The declaration of the state of emergency is provided for in the Constitution, but its implementation is diluting our democracy. Our system of civil rights is also under quarantine. Intimacy and privacy are invaded and fade away. Private initiative exhibits its achievements but everything seems to lead to the politicization of life and state interventionism. Everything leads to state dependence of the citizens and to the decline of private initiative. If we do not remain vigilant, they will lead us into tyranny, misery and barbarism. The triumph of communism requires the apotheosis of misery. To take advantage of chaos you have to provoke it or maintain it and make it worse. We know how democracies end. There is no shortage of examples of this. The virus also has its political consequences.
The moral virus
Another effect of the current crisis is that the physical virus prevents us from seeing the moral virus even more, the effects of which we have been suffering for decades, perhaps centuries. We pay much more attention to what kills the body than to what destroys the spirit. The Evangelist Luke says, “fear not them that kill the body and after that have no more that they can do.” What kills the spirit is far more terrible than what kills the body. This is what Kierkegaard says in The Works of Love : “Well, they put up barriers against the plague, but against the plague of murmuring, worse than the Asian one, the one that corrupts the soul, all the houses are opened, they pay money to be infected, they greet and welcome in whoever brings the contagion !”

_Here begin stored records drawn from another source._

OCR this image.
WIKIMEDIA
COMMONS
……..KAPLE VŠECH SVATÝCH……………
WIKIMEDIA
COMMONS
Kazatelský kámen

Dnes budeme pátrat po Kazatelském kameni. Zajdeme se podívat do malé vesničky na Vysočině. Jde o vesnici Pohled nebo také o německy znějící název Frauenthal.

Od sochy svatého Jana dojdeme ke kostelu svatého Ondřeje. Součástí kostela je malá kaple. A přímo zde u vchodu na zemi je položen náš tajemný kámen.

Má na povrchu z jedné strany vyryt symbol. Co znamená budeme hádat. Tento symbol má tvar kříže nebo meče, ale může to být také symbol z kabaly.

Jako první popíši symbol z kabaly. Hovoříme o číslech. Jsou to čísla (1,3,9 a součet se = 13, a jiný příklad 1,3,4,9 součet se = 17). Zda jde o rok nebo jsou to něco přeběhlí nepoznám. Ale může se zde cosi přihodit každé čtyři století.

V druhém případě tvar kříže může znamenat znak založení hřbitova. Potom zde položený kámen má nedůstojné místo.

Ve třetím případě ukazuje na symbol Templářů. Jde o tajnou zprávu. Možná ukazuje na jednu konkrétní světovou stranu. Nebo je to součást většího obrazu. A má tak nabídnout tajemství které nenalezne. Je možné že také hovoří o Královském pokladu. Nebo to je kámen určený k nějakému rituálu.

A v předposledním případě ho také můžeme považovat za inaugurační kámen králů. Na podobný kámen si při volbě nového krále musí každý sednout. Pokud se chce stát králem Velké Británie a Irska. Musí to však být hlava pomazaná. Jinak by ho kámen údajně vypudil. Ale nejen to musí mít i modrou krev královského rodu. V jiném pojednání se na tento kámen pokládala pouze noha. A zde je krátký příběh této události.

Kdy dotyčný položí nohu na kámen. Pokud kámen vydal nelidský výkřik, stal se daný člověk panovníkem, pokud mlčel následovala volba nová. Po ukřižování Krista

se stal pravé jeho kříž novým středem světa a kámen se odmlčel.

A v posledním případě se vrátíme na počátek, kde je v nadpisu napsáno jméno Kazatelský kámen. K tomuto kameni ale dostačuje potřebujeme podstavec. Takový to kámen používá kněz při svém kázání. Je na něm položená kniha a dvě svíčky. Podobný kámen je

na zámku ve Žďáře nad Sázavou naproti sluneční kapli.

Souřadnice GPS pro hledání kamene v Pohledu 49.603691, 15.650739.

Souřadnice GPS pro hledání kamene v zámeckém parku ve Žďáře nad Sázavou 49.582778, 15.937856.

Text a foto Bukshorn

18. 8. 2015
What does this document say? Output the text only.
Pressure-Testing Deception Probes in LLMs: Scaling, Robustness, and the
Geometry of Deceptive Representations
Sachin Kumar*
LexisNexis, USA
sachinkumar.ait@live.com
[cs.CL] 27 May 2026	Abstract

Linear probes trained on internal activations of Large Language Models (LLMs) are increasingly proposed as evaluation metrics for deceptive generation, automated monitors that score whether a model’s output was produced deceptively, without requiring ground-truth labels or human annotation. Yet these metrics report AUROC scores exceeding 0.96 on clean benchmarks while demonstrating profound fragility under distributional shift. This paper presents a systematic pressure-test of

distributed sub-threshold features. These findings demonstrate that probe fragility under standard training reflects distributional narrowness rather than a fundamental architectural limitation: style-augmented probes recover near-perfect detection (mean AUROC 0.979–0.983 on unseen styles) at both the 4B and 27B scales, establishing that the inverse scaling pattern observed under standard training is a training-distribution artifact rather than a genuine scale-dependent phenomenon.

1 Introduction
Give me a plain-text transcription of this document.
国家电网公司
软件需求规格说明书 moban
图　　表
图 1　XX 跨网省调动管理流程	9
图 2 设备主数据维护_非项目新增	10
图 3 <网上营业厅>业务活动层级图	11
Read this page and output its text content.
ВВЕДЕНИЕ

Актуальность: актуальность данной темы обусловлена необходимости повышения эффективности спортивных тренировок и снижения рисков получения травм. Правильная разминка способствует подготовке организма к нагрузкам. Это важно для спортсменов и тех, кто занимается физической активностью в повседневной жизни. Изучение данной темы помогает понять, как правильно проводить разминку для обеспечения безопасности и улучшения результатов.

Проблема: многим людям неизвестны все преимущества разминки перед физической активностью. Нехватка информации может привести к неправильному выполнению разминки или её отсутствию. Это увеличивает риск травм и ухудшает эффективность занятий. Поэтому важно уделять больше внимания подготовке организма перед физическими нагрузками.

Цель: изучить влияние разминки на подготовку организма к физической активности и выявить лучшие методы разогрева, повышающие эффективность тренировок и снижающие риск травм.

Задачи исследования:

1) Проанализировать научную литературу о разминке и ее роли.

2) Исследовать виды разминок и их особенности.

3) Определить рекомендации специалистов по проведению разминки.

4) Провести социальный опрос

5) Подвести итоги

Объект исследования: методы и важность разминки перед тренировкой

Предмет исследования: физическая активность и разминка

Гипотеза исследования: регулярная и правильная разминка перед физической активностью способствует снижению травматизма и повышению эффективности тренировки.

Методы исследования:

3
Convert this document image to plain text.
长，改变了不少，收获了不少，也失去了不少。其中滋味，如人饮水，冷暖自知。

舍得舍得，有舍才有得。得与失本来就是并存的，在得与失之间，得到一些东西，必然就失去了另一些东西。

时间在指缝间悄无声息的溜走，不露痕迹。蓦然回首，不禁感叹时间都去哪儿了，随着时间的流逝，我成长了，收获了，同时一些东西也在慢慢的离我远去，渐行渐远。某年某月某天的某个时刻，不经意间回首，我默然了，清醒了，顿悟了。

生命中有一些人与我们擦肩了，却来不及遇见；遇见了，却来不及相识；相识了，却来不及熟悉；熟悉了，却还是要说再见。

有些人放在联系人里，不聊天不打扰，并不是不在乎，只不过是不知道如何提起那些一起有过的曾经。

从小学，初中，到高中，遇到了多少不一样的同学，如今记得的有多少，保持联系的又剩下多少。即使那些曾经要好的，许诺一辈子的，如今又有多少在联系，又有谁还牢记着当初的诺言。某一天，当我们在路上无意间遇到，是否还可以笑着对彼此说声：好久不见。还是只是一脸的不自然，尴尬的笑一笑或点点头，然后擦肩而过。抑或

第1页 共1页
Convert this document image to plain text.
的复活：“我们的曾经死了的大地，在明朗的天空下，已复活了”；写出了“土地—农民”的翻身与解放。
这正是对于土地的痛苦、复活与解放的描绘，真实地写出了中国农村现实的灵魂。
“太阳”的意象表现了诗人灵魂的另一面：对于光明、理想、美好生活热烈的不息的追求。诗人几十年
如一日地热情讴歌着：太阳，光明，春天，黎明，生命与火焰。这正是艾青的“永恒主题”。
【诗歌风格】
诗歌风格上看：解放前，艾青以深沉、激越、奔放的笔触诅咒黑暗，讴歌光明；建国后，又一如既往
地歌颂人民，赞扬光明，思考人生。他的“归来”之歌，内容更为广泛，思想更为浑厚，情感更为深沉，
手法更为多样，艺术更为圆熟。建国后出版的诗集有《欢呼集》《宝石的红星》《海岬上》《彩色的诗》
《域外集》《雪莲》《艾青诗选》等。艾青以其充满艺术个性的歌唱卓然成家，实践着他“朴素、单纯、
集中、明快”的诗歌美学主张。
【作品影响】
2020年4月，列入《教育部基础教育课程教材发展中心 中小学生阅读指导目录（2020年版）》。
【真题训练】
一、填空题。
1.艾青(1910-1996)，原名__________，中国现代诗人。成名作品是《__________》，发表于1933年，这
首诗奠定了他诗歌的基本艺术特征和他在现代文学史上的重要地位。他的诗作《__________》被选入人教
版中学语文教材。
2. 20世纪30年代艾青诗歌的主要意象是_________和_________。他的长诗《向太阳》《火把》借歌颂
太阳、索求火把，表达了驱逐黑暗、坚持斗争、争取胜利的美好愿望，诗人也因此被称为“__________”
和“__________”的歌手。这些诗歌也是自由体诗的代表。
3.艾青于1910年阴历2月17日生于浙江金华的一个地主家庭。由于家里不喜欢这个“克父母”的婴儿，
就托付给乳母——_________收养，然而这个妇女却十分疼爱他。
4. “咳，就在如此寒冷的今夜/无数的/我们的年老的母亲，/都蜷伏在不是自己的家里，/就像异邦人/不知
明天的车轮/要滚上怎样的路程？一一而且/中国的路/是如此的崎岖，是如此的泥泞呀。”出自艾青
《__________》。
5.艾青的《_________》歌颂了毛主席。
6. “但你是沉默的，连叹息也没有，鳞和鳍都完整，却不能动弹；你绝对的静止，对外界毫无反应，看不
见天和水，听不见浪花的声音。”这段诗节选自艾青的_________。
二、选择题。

There is another virus, lethal and silent, which passes through without harming the bodies and directly infects the souls. The difficulty of defeating it is proportional to the ignorance of its existence. Here the contagion is voluntary and there is no recognition of its reality or the need for diagnosis and treatment. There’s only a few of us left who are immune. Most are happily infected. And, perhaps, though it is not certain, the elimination of the moral virus is the best therapy to confront the other virus, physically and morally, and, along the way, to save the Nation and its democracy.
The crisis is profound because it is moral. Ortega diagnosed : “Europe has run out of morals” and human life is not possible if it is not subject to a higher authority. Today, he said, the average man wants nothing to do with the spirit. The European crisis affects its main spiritual principles : philosophy, law, Christianity, science and liberal democracy. His symptoms manifest themselves, amongst other places, at the University. Husserl linked the European crisis to the philosophical crisis of the sciences. That’s why Ortega stated : “The day when a genuine philosophy once more holds sway in Europe — it is the one thing that can save her — that day she will once again realise that man, whether he like it or no, is a being forced by his nature to seek some higher authority. If he succeeds in finding it of himself, he is a superior man; if not, he is a mass-man and must receive it from his superiors.”
It should not be forgotten that before the arrival of the virus, Spain was suffering a serious moral, national, political and economic crisis. This last one was starting to get intense. We must not attribute to the virus what cannot be attributed. If anything, it will aggravate the quadruple crisis. But it’s up to us, all of us. We are faced with the following alternative. On the one side, populist totalitarianism and nihilism. On the other, freedom and overcoming the moral crisis.